I had to think hard for a moment. It was a name, and he was dead. I knew that. Phoenician? Assyrian? No, wait a minute— Babylon. “The guy with the code of laws?”

“Right!” She was pleased with me. Very pleased. “I was an anthropology student. Got my bachelor’s degree in cultural anthro. Archaeology. But I didn’t know what to do with it. I had gotten interested in Hammurabi’s code, realized maybe that law…” She shrugged. “Anyway, I came at it sideways.”

“Archaeology,” I said, eating some more enchilada. “I used to read a little ancient history now and then. You haven’t been formally introduced to my cats, have you?”
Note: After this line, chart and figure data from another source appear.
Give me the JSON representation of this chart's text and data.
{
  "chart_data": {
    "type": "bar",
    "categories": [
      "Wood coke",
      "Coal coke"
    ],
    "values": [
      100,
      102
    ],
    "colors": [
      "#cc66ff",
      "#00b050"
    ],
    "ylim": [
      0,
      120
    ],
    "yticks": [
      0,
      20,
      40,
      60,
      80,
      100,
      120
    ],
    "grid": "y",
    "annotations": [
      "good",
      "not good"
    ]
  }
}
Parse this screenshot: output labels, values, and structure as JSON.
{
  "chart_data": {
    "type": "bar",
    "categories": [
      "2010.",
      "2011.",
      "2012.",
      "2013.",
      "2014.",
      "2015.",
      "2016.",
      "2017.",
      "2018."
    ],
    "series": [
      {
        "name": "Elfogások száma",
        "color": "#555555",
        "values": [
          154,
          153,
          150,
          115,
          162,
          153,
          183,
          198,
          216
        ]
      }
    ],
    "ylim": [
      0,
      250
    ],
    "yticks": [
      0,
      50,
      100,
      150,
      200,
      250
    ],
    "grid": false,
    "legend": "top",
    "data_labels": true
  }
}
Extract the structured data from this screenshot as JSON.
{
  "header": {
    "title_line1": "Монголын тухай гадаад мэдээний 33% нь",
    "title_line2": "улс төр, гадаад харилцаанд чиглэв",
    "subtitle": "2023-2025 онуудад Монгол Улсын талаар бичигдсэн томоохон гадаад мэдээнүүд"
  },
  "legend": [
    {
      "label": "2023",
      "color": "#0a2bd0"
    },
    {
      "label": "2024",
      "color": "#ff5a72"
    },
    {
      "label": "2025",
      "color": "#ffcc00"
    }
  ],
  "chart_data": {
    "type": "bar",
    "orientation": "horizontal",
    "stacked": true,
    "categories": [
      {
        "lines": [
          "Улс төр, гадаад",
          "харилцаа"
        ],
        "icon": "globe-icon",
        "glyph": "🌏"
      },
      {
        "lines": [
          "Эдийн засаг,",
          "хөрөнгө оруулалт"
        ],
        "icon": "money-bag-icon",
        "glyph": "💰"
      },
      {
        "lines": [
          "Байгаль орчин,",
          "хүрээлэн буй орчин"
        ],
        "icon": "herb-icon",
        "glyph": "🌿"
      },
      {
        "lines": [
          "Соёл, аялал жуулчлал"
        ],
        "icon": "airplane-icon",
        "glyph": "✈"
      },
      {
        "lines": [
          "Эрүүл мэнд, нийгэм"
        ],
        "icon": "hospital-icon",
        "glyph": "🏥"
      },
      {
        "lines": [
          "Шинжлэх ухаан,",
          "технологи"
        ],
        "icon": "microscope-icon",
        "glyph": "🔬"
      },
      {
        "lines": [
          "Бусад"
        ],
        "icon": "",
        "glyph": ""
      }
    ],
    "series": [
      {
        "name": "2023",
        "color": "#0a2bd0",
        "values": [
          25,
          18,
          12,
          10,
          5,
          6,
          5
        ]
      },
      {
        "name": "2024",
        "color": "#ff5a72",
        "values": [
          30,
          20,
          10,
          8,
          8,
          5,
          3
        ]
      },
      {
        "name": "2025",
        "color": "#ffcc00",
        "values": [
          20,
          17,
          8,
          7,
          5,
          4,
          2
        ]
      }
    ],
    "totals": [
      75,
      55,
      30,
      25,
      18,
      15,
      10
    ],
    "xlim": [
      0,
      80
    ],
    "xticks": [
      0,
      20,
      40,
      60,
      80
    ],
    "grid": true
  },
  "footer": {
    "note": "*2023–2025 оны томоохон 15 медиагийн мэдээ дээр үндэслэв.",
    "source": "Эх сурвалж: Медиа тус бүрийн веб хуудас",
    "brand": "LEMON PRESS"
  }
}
She laughed. “Not formally, no. Why?”

“Their names are Tigris and Euphrates.”

After that, I was sure she was giving me the edge over the cashier.

– 15 –

The next morning I got right down to business, calling Mrs. Noah to ask if it would be convenient for me to stop by. I wanted, I told her, to drop off some of the papers I’d taken from her husband’s office.

“Did you learn anything from them?”

“Not much so far.” That was true. I’d noticed that the man was rich, which I’d already figured out, and that he had indeed pledged the quarter of a million to the arks. I also learned that he’d been largely responsible for the funds that had gotten the arks started, as well. There were the lists of ark-people, but I thought I should go over those with Arnold at some point, to see if he could come up with anyone who might have been interested in doing the leader in. There was also a list, a very short list, of people who had donated various small sums to the construction: Beatrice, Arnold, and Joe Durell. I noticed that neither Jerry Pincus, Noah’s Tahoe partner, nor Bert Olson, his mechanic, was on either list.

I kept the file of memos and notes, and some of the personal correspondence I hadn’t had the time— or the inclination— to go through yet.

On my way over to the house, I saw an incredible-looking blond walking down Claremont Avenue, and, unavoidably, thought about the evening before. Lee had shaken my hand at the door and gone home to Petaluma— no surprise there— but she had held my hand a little longer than she’d needed to, and her smile had been a mite on the heavy-lidded side. We said we hoped we’d see each other again soon. I was planning to make sure of it.